Amid all his other troubles, Vice President Richard Cheney is now stalked by a ghost from his past–the Richard Cheney who for five years was CEO of the Halliburton Company. When he left Halliburton in 2000 to become George W. Bush’s running mate, the Republican ticket was touted as two tough-minded business executives running against wimpish politicians. “The American people should be pleased they have a vice presidential nominee who has been successful in business,” Karen Hughes, Bush’s then-communications director, enthused.
A rather different story is told by a class-action investor lawsuit against Halliburton, recently revived after languishing for four years. It describes Cheney as not much different from other corporate titans ensnared by accusations of fraud. Brushing aside facts and subordinates’ warnings, CEO Cheney made a series of daring but wrong decisions that were disastrous for the company. The managerial incompetence was compounded by fraudulent accounting gimmicks that concealed the company’s true condition. Cheney, however, relentlessly issued bullish assurances, hiding the losses and pumping up the stock price.
Eventually, the truth caught up with the company–its stock tanked–but Cheney was already off to Washington, $40 million richer and running the country. He sold his shares at the top. HAL, the Halliburton stock symbol, began falling a few months after his resignation, from $53 to an eventual low of $8. By then Bush/Cheney were rolling out another bold venture–the invasion of Iraq.
A pity voters didn’t know this side of the story back in 2000. Cheney’s performance as CEO predicted his subsequent behavior as Veep: the willful ignorance and bullying manipulation of policy, the arrogance that led the country into deep trouble. The corporate scandal seems like old news now, since the basic facts were first revealed four years ago by the New York Times–generating a flurry of investor lawsuits. But the story has new life. The injured investors are now represented by William Lerach, the ferociously successful plaintiff lawyer who has won billions in securities litigation against major corporations and Wall Street banks, from Enron to Citigroup.
Lerach has reformulated the Halliburton complaint to pointedly portray Cheney and “Cheney’s team” as the wrongdoers who fabricated and deceived. Cheney himself is not named as a defendant, but he faces a different kind of exposure–grilling under oath by Lerach, a tenacious trial lawyer deeply loathed by corporate and financial interests. (Full disclosure: Lerach’s current firm was among the sponsors of a conference I addressed earlier this year.) “There’s not any question we will get to that point,” Lerach says with relish. “We can’t know whether it will be three months or three years from now, but we know Cheney and Halliburton will fight furiously to keep Cheney from being deposed.”
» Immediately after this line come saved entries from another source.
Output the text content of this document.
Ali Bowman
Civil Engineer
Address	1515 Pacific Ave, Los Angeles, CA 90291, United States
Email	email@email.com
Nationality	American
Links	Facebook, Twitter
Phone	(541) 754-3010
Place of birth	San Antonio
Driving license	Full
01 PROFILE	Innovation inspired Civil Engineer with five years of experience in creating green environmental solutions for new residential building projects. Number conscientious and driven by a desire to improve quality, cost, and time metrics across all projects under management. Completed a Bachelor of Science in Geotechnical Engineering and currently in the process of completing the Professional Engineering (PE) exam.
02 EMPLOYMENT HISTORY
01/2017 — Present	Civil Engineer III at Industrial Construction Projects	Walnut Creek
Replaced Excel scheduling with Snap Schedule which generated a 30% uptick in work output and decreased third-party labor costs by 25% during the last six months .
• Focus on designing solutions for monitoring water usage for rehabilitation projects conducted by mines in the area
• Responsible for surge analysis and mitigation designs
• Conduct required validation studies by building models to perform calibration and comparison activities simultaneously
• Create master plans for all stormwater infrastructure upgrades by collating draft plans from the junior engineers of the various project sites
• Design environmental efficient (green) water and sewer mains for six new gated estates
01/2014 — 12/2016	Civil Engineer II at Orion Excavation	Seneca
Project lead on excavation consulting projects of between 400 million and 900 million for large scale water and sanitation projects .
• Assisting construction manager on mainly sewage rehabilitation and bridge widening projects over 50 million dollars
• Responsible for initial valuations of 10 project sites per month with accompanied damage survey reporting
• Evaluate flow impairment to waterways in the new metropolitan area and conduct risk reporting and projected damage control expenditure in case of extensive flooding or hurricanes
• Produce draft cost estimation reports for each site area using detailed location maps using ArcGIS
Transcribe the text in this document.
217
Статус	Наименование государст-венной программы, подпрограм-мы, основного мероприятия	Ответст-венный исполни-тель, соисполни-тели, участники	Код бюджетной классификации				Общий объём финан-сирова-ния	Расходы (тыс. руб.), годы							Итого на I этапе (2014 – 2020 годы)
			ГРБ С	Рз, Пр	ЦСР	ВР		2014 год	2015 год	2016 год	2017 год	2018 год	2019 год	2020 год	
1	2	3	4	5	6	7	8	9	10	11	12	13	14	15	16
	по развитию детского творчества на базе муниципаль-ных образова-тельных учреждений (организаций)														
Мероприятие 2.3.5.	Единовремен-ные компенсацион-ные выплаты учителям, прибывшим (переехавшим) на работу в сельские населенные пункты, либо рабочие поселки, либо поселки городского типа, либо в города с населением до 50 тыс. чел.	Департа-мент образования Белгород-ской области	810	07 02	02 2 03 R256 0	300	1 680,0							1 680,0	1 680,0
Lerach might ask Cheney, for instance, about the weird bookkeeping HAL adopted in 1998–a change that converted unpaid bills into revenue. The oil industry was in the low-price doldrums of the 1990s, and Halliburton bid low to win huge fixed-price contracts on massive construction projects. But these projects predictably produced huge cost overruns, and customers refused to pay for them. Without bothering to inform shareholders, HAL solved the problem by booking these unpaid claims as “revenue,” wishful thinking that boosted profits and the stock price.